From: Yonghong Song <yonghong.song@linux.dev>
To: bpf@vger.kernel.org
Cc: Alexei Starovoitov <ast@kernel.org>,
Andrii Nakryiko <andrii@kernel.org>,
Daniel Borkmann <daniel@iogearbox.net>,
"Jose E . Marchesi" <jose.marchesi@oracle.com>,
kernel-team@fb.com, Martin KaFai Lau <martin.lau@kernel.org>
Subject: [PATCH bpf-next v3 08/11] bpf,x86: Implement JIT support for stack arguments
Date: Sun, 5 Apr 2026 10:26:26 -0700 [thread overview]
Message-ID: <20260405172626.1337674-1-yonghong.song@linux.dev> (raw)
In-Reply-To: <20260405172505.1329392-1-yonghong.song@linux.dev>
Add x86_64 JIT support for BPF functions and kfuncs with more than
5 arguments. The extra arguments are passed through a stack area
addressed by register r12 (BPF_REG_STACK_ARG_BASE) in BPF bytecode,
which the JIT translates to RBP-relative accesses in native code.
The JIT follows the native x86_64 calling convention for stack
argument placement. Incoming stack args from the caller sit above
the callee's frame pointer at [rbp + 16], [rbp + 24], etc., exactly
where x86_64 expects them after CALL + PUSH RBP. Only the outgoing
stack arg area is allocated below the program stack in the prologue.
The native x86_64 stack layout for a function with incoming and
outgoing stack args:
high address
┌─────────────────────────┐
│ incoming stack arg N │ [rbp + 16 + (N-1)*8] (from caller)
│ ... │
│ incoming stack arg 1 │ [rbp + 16]
├─────────────────────────┤
│ return address │ [rbp + 8]
│ saved rbp │ [rbp]
├─────────────────────────┤
│ BPF program stack │ (stack_depth bytes)
├─────────────────────────┤
│ outgoing stack arg 1 │ [rbp - prog_stack_depth - outgoing_depth]
│ ... │ (written via r12-relative STX/ST)
│ outgoing stack arg M │ [rbp - prog_stack_depth - 8]
├─────────────────────────┤
│ callee-saved regs ... │ (pushed after sub rsp)
└─────────────────────────┘ rsp
low address
BPF r12-relative offsets are translated to native RBP-relative
offsets with two formulas:
- Incoming args (load: -off <= incoming_depth):
native_off = 8 - bpf_off → [rbp + 16 + ...]
- Outgoing args (store: -off > incoming_depth):
native_off = -(bpf_prog_stack + stack_arg_depth + 8) - bpf_off
Since callee-saved registers are pushed below the outgoing area,
outgoing args are not at [rsp] at call time.
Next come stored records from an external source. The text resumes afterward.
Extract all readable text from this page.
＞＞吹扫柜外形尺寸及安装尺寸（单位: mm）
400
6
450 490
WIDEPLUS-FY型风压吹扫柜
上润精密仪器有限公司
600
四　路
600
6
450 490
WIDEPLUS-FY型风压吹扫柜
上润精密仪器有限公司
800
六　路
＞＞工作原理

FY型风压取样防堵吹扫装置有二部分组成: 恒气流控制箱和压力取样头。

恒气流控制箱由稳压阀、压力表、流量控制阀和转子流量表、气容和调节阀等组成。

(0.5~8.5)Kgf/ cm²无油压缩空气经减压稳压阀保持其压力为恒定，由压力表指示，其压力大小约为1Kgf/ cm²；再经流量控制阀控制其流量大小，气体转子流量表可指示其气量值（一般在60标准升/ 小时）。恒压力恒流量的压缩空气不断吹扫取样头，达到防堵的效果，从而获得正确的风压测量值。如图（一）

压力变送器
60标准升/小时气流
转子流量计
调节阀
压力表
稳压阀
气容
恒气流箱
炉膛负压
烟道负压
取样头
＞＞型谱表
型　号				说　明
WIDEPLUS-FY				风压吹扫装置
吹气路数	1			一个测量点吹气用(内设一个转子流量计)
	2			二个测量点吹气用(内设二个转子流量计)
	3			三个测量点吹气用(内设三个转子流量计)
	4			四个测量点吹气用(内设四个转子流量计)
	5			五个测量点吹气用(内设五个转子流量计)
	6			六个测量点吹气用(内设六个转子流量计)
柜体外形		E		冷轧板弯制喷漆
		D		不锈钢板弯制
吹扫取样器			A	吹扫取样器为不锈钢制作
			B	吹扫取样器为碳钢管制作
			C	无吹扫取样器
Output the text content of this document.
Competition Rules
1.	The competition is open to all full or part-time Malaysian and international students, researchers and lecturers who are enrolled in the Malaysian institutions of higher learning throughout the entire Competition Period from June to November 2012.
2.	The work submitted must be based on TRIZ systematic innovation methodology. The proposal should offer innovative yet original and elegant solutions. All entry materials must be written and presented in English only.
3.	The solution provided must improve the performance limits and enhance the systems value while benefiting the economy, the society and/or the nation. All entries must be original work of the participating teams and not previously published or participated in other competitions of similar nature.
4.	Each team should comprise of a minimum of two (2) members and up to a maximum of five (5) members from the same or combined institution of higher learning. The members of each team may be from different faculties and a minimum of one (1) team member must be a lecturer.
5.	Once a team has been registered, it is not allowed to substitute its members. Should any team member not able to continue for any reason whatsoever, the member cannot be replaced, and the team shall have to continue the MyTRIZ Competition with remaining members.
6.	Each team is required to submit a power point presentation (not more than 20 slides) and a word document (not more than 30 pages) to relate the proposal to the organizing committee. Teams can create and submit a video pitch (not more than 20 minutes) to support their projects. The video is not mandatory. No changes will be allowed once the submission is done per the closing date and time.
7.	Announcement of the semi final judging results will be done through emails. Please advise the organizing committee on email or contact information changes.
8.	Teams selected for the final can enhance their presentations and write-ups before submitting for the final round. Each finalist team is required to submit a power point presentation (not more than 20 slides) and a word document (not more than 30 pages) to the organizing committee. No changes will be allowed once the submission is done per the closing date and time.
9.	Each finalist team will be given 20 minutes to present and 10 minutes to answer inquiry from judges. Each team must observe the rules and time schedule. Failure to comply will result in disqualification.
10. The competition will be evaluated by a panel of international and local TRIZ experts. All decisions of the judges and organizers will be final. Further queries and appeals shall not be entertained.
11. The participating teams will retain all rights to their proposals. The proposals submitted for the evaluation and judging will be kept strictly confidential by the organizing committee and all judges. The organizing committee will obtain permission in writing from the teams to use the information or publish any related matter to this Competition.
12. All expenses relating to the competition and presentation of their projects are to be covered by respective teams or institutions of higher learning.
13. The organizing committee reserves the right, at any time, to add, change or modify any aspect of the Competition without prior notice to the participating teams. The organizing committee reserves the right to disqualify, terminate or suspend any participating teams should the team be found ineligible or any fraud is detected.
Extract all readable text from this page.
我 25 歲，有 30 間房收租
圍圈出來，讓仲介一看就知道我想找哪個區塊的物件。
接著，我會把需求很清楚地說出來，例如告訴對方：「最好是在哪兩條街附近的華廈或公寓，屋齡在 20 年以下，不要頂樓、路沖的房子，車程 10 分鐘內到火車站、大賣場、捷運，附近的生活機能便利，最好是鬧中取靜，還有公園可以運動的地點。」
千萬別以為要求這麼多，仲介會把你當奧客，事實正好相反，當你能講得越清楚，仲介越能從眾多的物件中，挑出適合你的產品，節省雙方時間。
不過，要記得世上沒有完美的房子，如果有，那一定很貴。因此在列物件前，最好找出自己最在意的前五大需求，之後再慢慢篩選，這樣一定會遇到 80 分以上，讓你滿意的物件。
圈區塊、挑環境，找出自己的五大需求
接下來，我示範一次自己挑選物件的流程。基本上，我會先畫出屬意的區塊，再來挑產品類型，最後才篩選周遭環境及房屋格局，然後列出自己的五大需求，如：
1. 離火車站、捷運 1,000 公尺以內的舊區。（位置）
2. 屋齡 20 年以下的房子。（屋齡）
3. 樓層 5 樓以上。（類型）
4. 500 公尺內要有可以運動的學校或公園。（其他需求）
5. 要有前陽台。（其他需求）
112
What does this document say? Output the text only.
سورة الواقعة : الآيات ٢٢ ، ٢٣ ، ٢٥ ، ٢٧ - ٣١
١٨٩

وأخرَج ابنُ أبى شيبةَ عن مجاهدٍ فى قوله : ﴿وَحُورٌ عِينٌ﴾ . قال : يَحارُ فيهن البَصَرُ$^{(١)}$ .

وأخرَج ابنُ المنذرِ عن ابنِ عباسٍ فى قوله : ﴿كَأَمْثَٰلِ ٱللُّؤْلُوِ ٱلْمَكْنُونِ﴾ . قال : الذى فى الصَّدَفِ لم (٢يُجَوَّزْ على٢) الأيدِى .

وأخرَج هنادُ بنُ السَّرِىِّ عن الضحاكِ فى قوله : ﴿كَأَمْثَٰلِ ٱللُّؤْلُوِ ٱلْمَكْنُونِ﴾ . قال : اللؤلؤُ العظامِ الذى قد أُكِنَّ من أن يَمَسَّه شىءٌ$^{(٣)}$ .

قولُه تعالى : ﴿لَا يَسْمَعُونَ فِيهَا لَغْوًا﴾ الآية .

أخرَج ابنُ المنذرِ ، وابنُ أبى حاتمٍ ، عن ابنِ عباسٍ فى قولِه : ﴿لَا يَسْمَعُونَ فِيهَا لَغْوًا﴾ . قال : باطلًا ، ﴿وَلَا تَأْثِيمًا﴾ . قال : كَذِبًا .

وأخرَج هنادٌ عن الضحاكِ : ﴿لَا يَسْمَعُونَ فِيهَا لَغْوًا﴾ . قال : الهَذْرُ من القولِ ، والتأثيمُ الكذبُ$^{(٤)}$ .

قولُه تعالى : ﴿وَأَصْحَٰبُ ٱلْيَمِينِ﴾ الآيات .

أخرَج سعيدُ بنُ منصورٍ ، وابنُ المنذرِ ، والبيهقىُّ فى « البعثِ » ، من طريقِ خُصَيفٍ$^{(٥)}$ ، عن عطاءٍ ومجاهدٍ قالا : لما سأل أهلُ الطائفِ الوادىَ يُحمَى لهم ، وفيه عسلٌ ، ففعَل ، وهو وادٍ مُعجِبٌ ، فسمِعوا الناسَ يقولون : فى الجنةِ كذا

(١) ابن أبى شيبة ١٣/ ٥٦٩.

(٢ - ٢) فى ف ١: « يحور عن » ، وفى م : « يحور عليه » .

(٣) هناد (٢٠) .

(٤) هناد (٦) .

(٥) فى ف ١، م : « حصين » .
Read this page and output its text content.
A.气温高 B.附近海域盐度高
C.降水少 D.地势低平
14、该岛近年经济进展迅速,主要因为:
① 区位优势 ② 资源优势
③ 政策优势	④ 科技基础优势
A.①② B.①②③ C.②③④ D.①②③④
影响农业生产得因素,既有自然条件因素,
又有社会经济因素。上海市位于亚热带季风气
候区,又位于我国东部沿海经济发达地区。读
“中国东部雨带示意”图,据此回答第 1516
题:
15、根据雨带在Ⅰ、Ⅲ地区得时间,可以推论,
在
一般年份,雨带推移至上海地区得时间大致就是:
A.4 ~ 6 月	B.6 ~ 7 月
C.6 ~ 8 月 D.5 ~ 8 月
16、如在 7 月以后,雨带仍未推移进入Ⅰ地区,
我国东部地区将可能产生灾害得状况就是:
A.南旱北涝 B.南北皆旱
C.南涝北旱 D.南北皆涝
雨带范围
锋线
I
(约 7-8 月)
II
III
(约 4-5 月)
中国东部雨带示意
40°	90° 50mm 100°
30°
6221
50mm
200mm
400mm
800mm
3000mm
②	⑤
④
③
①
Therefore, for both BPF-to-BPF
calls and kfunc calls, outgoing args are explicitly pushed from the
outgoing area onto the stack before CALL and rsp is restored after return.
For kfunc calls specifically, arg 6 is loaded into R9 and args 7+
are pushed onto the native stack, per the x86_64 calling convention.
Signed-off-by: Yonghong Song <yonghong.song@linux.dev>
---
arch/x86/net/bpf_jit_comp.c | 135 ++++++++++++++++++++++++++++++++++--
1 file changed, 129 insertions(+), 6 deletions(-)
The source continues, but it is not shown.